Performance loss due to context switching

Posted: Wed Aug 10, 2016 3:50 am
by jun
Hi all,

VASP sometime just gets much slower randomly on our clusters. By looking at the OUTCAR timing info I noticed that for the slow jobs Voluntary context switches are so high. At first I suspected that it might relate to MKL routines spawning too many threads, so I compiled VASP again with sequential MKL and I also tried explicitly export MKL_NUM_THREAD=1 to see if it could be better. However, the oversubscription still persist. I don't know whether this is because of my compilation or the setting of our clusters.

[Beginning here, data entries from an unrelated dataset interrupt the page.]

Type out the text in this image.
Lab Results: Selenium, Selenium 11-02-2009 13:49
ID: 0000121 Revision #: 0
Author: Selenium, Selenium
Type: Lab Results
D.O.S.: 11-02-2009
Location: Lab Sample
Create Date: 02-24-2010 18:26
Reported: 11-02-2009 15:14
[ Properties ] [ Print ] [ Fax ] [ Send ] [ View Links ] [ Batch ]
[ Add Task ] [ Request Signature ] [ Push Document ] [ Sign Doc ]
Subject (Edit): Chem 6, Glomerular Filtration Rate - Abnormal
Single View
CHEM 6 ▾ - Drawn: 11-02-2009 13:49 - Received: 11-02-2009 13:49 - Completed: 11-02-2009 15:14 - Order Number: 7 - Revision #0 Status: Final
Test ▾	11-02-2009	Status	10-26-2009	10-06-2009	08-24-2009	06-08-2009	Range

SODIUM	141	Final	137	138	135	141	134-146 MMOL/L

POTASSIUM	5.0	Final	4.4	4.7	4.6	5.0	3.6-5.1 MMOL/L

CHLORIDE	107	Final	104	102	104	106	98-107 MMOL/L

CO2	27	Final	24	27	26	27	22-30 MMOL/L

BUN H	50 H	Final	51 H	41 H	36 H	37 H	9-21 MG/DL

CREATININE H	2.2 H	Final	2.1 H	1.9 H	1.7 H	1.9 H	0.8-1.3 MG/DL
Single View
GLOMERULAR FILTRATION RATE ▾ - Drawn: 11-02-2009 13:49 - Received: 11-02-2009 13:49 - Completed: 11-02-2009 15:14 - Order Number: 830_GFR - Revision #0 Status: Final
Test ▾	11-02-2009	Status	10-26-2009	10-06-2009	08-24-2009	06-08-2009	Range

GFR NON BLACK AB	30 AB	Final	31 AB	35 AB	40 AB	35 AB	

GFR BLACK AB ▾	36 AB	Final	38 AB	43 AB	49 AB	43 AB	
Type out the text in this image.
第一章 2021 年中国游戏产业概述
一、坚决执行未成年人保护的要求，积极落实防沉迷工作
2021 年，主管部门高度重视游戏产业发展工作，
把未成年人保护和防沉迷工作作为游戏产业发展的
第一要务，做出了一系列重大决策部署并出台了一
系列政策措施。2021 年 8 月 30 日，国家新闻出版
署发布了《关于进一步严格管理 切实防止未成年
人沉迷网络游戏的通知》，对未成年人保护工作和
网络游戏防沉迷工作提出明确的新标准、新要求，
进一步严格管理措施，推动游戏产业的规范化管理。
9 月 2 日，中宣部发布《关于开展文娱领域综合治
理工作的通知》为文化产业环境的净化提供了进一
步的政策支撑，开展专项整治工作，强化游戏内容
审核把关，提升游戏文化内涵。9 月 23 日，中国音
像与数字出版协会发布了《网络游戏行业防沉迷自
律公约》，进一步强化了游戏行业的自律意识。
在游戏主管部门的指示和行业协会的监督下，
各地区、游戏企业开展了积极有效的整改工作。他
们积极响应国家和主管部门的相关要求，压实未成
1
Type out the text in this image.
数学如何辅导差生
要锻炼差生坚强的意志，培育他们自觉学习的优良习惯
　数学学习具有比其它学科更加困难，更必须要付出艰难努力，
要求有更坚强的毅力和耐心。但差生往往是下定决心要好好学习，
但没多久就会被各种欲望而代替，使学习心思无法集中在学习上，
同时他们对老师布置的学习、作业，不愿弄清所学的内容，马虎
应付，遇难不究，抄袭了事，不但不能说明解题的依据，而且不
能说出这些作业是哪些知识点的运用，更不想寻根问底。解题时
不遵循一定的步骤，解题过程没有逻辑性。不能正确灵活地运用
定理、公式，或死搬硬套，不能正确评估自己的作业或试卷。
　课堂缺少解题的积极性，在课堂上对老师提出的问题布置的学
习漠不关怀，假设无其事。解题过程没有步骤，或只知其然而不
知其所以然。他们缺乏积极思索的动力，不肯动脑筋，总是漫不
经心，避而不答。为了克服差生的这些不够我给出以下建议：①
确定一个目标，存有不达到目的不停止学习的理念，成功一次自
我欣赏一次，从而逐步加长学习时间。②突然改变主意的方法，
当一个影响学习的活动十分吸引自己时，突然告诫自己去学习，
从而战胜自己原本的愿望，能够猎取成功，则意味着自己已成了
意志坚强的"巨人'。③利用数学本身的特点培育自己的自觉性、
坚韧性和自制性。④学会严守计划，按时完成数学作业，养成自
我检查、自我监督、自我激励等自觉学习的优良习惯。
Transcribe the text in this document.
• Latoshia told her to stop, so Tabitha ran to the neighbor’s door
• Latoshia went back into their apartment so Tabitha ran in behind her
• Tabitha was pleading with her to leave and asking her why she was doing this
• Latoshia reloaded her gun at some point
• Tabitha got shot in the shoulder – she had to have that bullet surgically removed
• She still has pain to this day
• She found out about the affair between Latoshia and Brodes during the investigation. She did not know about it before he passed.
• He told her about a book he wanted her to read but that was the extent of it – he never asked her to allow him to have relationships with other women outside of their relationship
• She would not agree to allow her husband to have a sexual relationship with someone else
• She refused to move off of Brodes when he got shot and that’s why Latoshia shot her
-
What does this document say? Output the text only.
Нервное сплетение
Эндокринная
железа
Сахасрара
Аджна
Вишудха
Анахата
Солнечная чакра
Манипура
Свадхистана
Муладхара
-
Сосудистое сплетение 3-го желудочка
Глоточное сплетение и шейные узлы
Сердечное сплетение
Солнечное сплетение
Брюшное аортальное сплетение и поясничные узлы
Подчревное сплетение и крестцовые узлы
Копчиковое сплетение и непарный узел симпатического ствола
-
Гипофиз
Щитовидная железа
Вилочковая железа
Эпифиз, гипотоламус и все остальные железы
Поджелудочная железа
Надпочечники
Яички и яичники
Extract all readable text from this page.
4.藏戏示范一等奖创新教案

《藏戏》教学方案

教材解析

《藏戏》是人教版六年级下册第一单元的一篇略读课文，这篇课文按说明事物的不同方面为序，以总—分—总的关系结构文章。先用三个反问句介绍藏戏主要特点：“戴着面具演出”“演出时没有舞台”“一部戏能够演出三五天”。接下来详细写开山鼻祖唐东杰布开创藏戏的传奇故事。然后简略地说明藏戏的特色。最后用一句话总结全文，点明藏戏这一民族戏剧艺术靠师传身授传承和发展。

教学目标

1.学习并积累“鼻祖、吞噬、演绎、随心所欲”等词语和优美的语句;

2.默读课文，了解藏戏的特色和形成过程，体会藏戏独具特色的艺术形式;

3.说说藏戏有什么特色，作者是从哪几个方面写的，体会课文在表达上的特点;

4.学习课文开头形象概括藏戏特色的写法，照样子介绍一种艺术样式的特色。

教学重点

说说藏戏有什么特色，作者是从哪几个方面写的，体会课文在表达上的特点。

Here is the makefile.include I used:
# Precompiler options
CPP_OPTIONS= -DMPI -DHOST=\"IFC91_ompi_phoenix\" -DIFC \
-DCACHE_SIZE=16000 -DPGF90 -Davoidalloc \
-DMPI_BLOCK=8000 -Duse_collective \
-DnoAugXCmeta -Duse_bse_te \
-Duse_shmem -Dtbdyn

CPP = fpp -f_com=no -free -w0 $*$(FUFFIX) $*$(SUFFIX) $(CPP_OPTIONS)

# Changed to libmkl_sequential.a
FC = mpifort -I${MKLROOT}/include
FCL = mpifort -mkl=sequential -Wl,--start-group ${MKLROOT}/lib/intel64/libmkl_intel_lp64.a \
${MKLROOT}/lib/intel64/libmkl_core.a \
${MKLROOT}/lib/intel64/libmkl_sequential.a -Wl,--end-group

FREE = -free -names lowercase

FFLAGS = -assume byterecl -heap-arrays 64

MKL_PATH = $(MKLROOT)/lib/intel64

OBJECTS = fftmpiw.o fftmpi_map.o fftw3d.o fft3dlib.o \
INCS =-I$(MKLROOT)/include/fftw

LLIBS = $(SCALAPACK) $(LAPACK) $(BLAS) -lpthread -lm -ldl

OBJECTS_O1 += fft3dfurth.o fftw3d.o fftmpi.o fftmpiw.o
OBJECTS_O2 += fft3dlib.o

# For what used to be vasp.5.lib
FC_LIB = $(FC)
CC_LIB = icc

OBJECTS_LIB= linpack_double.o getshmem.o

# Normally no need to change this
SRCDIR = ../../src
BINDIR = ../../bin
Our clusters run SLURM I think computational resources are assigned automatically and shouldn't be any problem. Am I right? Does anyone have experience avoiding oversubscribe?

Thanks in advance.


Re: Performance loss due to context switching

Posted: Tue Sep 10, 2024 2:44 pm
by support_vasp


We're sorry that we didn’t answer your question. This does not live up to the quality of support that we aim to provide. The team has since expanded. If we can still help with your problem, please ask again in a new post, linking to this one, and we will answer as quickly as possible.

Best wishes,